There are ten possible Medicare supplement plan types that an insurance may offer–A–N. In reality, they usually only offer 4 or 5. Plan F is the most popular as well as the most expensive. Insurance companies and agents like that because it brings in the most money and pays the highest commission. But is it the best for a client?
Plan F does cover all the deductibles and co-insurance that Medicare doesn’t cover. That is nice, but you pay a price for that convenience. It raises the question whether Plan F is the best.
Is there an alternative? How about Plan G? Plan G is very close to Plan F. The difference is that you pay the Part B deductible of $147. It is a one-time annual deductible. Once you pay your Part B deductible of $147, for let’s say a doctor’s visit, you are done for the year.
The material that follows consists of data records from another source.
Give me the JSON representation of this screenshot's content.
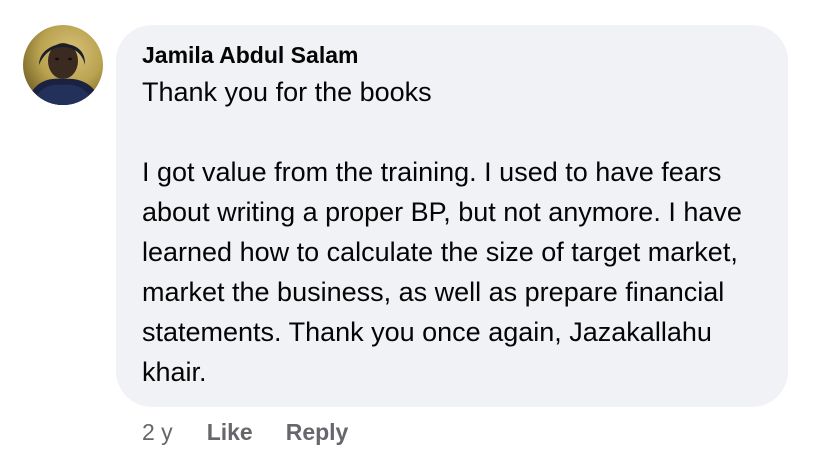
{
  "comment": {
    "author": "Jamila Abdul Salam",
    "paragraphs": [
      "Thank you for the books",
      "I got value from the training. I used to have fears about writing a proper BP, but not anymore. I have learned how to calculate the size of target market, market the business, as well as prepare financial statements. Thank you once again, Jazakallahu khair."
    ],
    "avatar_icon": "profile-photo",
    "timestamp": "2 y",
    "like_label": "Like",
    "reply_label": "Reply"
  },
  "colors": {
    "bubble_background": "#f0f2f5",
    "text_primary": "#050505",
    "text_secondary": "#65676b"
  }
}
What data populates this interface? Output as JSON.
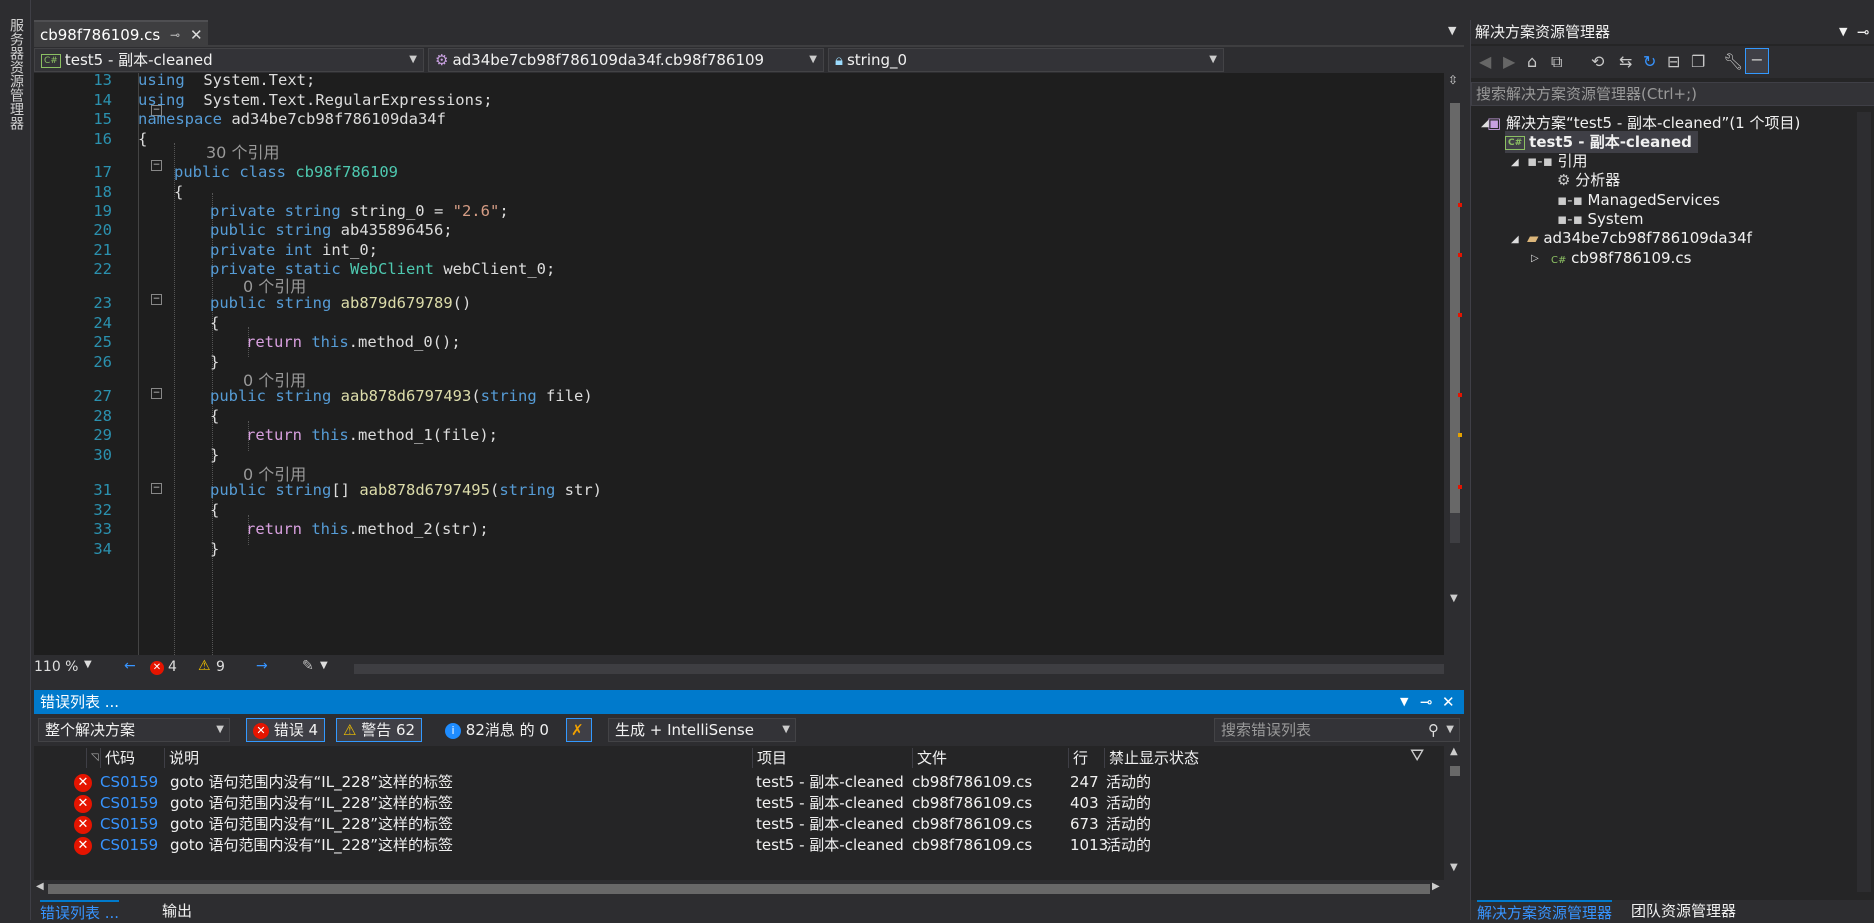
{
  "left_strip": {
    "label": "服务器资源管理器"
  },
  "doc_tab": {
    "title": "cb98f786109.cs"
  },
  "navbar": {
    "project": "test5 - 副本-cleaned",
    "type": "ad34be7cb98f786109da34f.cb98f786109",
    "member": "string_0"
  },
  "editor": {
    "lines": [
      {
        "n": "13",
        "t": [
          [
            "kw",
            "using"
          ],
          [
            "",
            "  System.Text;"
          ]
        ]
      },
      {
        "n": "14",
        "t": [
          [
            "kw",
            "using"
          ],
          [
            "",
            "  System.Text.RegularExpressions;"
          ]
        ]
      },
      {
        "n": "15",
        "t": [
          [
            "kw",
            "namespace"
          ],
          [
            "",
            " ad34be7cb98f786109da34f"
          ]
        ]
      },
      {
        "n": "16",
        "t": [
          [
            "",
            "{"
          ]
        ]
      },
      {
        "n": "17",
        "t": [
          [
            "kw",
            "public class"
          ],
          [
            "",
            " "
          ],
          [
            "ty",
            "cb98f786109"
          ]
        ]
      },
      {
        "n": "18",
        "t": [
          [
            "",
            "{"
          ]
        ]
      },
      {
        "n": "19",
        "t": [
          [
            "kw",
            "private string"
          ],
          [
            "",
            " string_0 = "
          ],
          [
            "str",
            "\"2.6\""
          ],
          [
            "",
            ";"
          ]
        ]
      },
      {
        "n": "20",
        "t": [
          [
            "kw",
            "public string"
          ],
          [
            "",
            " ab435896456;"
          ]
        ]
      },
      {
        "n": "21",
        "t": [
          [
            "kw",
            "private int"
          ],
          [
            "",
            " int_0;"
          ]
        ]
      },
      {
        "n": "22",
        "t": [
          [
            "kw",
            "private static"
          ],
          [
            "",
            " "
          ],
          [
            "ty",
            "WebClient"
          ],
          [
            "",
            " webClient_0;"
          ]
        ]
      },
      {
        "n": "23",
        "t": [
          [
            "kw",
            "public string"
          ],
          [
            "",
            " "
          ],
          [
            "mth",
            "ab879d679789"
          ],
          [
            "",
            "()"
          ]
        ]
      },
      {
        "n": "24",
        "t": [
          [
            "",
            "{"
          ]
        ]
      },
      {
        "n": "25",
        "t": [
          [
            "ctl",
            "return"
          ],
          [
            "",
            " "
          ],
          [
            "kw",
            "this"
          ],
          [
            "",
            ".method_0();"
          ]
        ]
      },
      {
        "n": "26",
        "t": [
          [
            "",
            "}"
          ]
        ]
      },
      {
        "n": "27",
        "t": [
          [
            "kw",
            "public string"
          ],
          [
            "",
            " "
          ],
          [
            "mth",
            "aab878d6797493"
          ],
          [
            "",
            "("
          ],
          [
            "kw",
            "string"
          ],
          [
            "",
            " file)"
          ]
        ]
      },
      {
        "n": "28",
        "t": [
          [
            "",
            "{"
          ]
        ]
      },
      {
        "n": "29",
        "t": [
          [
            "ctl",
            "return"
          ],
          [
            "",
            " "
          ],
          [
            "kw",
            "this"
          ],
          [
            "",
            ".method_1(file);"
          ]
        ]
      },
      {
        "n": "30",
        "t": [
          [
            "",
            "}"
          ]
        ]
      },
      {
        "n": "31",
        "t": [
          [
            "kw",
            "public string"
          ],
          [
            "",
            "[] "
          ],
          [
            "mth",
            "aab878d6797495"
          ],
          [
            "",
            "("
          ],
          [
            "kw",
            "string"
          ],
          [
            "",
            " str)"
          ]
        ]
      },
      {
        "n": "32",
        "t": [
          [
            "",
            "{"
          ]
        ]
      },
      {
        "n": "33",
        "t": [
          [
            "ctl",
            "return"
          ],
          [
            "",
            " "
          ],
          [
            "kw",
            "this"
          ],
          [
            "",
            ".method_2(str);"
          ]
        ]
      },
      {
        "n": "34",
        "t": [
          [
            "",
            "}"
          ]
        ]
      }
    ],
    "lens_30": "30 个引用",
    "lens_0": "0 个引用"
  },
  "editor_status": {
    "zoom": "110 %",
    "errors": "4",
    "warnings": "9"
  },
  "error_list": {
    "title": "错误列表 ...",
    "scope": "整个解决方案",
    "errors_btn": "错误 4",
    "warnings_btn": "警告 62",
    "messages_btn": "82消息 的 0",
    "build_filter": "生成 + IntelliSense",
    "search_placeholder": "搜索错误列表",
    "columns": {
      "code": "代码",
      "desc": "说明",
      "project": "项目",
      "file": "文件",
      "line": "行",
      "suppress": "禁止显示状态"
    },
    "rows": [
      {
        "code": "CS0159",
        "desc": "goto 语句范围内没有“IL_228”这样的标签",
        "project": "test5 - 副本-cleaned",
        "file": "cb98f786109.cs",
        "line": "247",
        "state": "活动的"
      },
      {
        "code": "CS0159",
        "desc": "goto 语句范围内没有“IL_228”这样的标签",
        "project": "test5 - 副本-cleaned",
        "file": "cb98f786109.cs",
        "line": "403",
        "state": "活动的"
      },
      {
        "code": "CS0159",
        "desc": "goto 语句范围内没有“IL_228”这样的标签",
        "project": "test5 - 副本-cleaned",
        "file": "cb98f786109.cs",
        "line": "673",
        "state": "活动的"
      },
      {
        "code": "CS0159",
        "desc": "goto 语句范围内没有“IL_228”这样的标签",
        "project": "test5 - 副本-cleaned",
        "file": "cb98f786109.cs",
        "line": "1013",
        "state": "活动的"
      }
    ]
  },
  "bottom_tabs": {
    "errors": "错误列表 ...",
    "output": "输出"
  },
  "solution_explorer": {
    "title": "解决方案资源管理器",
    "search_placeholder": "搜索解决方案资源管理器(Ctrl+;)",
    "solution": "解决方案“test5 - 副本-cleaned”(1 个项目)",
    "project": "test5 - 副本-cleaned",
    "references": "引用",
    "ref_items": [
      "分析器",
      "ManagedServices",
      "System"
    ],
    "namespace_folder": "ad34be7cb98f786109da34f",
    "file": "cb98f786109.cs",
    "tab_se": "解决方案资源管理器",
    "tab_team": "团队资源管理器"
  },
  "colors": {
    "accent": "#007acc",
    "keyword": "#569cd6",
    "type": "#4ec9b0",
    "string": "#d69d85",
    "error": "#e51400"
  }
}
Everything else will be covered 100% which is similar to a Plan F. So why plan G? Because the premium is lower—quite a bit.
Let’s do some simple math. Let’s say that a plan F is $150 per month for a 65 year old male and a plan G is $110 for the same person. The difference is $40 per month and $480 per year less for the Plan G. Subtract the $147 Part B deductible, and you are still ahead $333. Putting it another way, you are paying $333 for the convenience of having the insurance company pay your Part B deductible so that you don’t have to write a check IF you go to the doctor or have some other procedure. Multiply that times 10 years and you are at $3,330.
The second and more important consideration about Plan G is that the rate increases are smaller and less frequent. Yes premiums go up because medical costs go up, but the unusual reality about Plan G policy holders is that they generally do not go to the doctor or emergency room as frequently as Plan F policy holders. There is something about the $147 deductible that causes people to pause and think. ‘Is this really medically necessary?’ The result is that, because Plan G policy holders do not over use medical benefits to the extent Plan F policy holders do, the claims and cost are not has high. Consequently the rate increases for Plan G’s are fewer and smaller than Plan F. Plan F is the best?
Don’t be a sheep. Don’t follow the herd. Stop and look at the different plans. Ask yourself the hard question in light of the facts whether Plan F is the best. Do some analysis, and you will save money in the short, long, and longer run.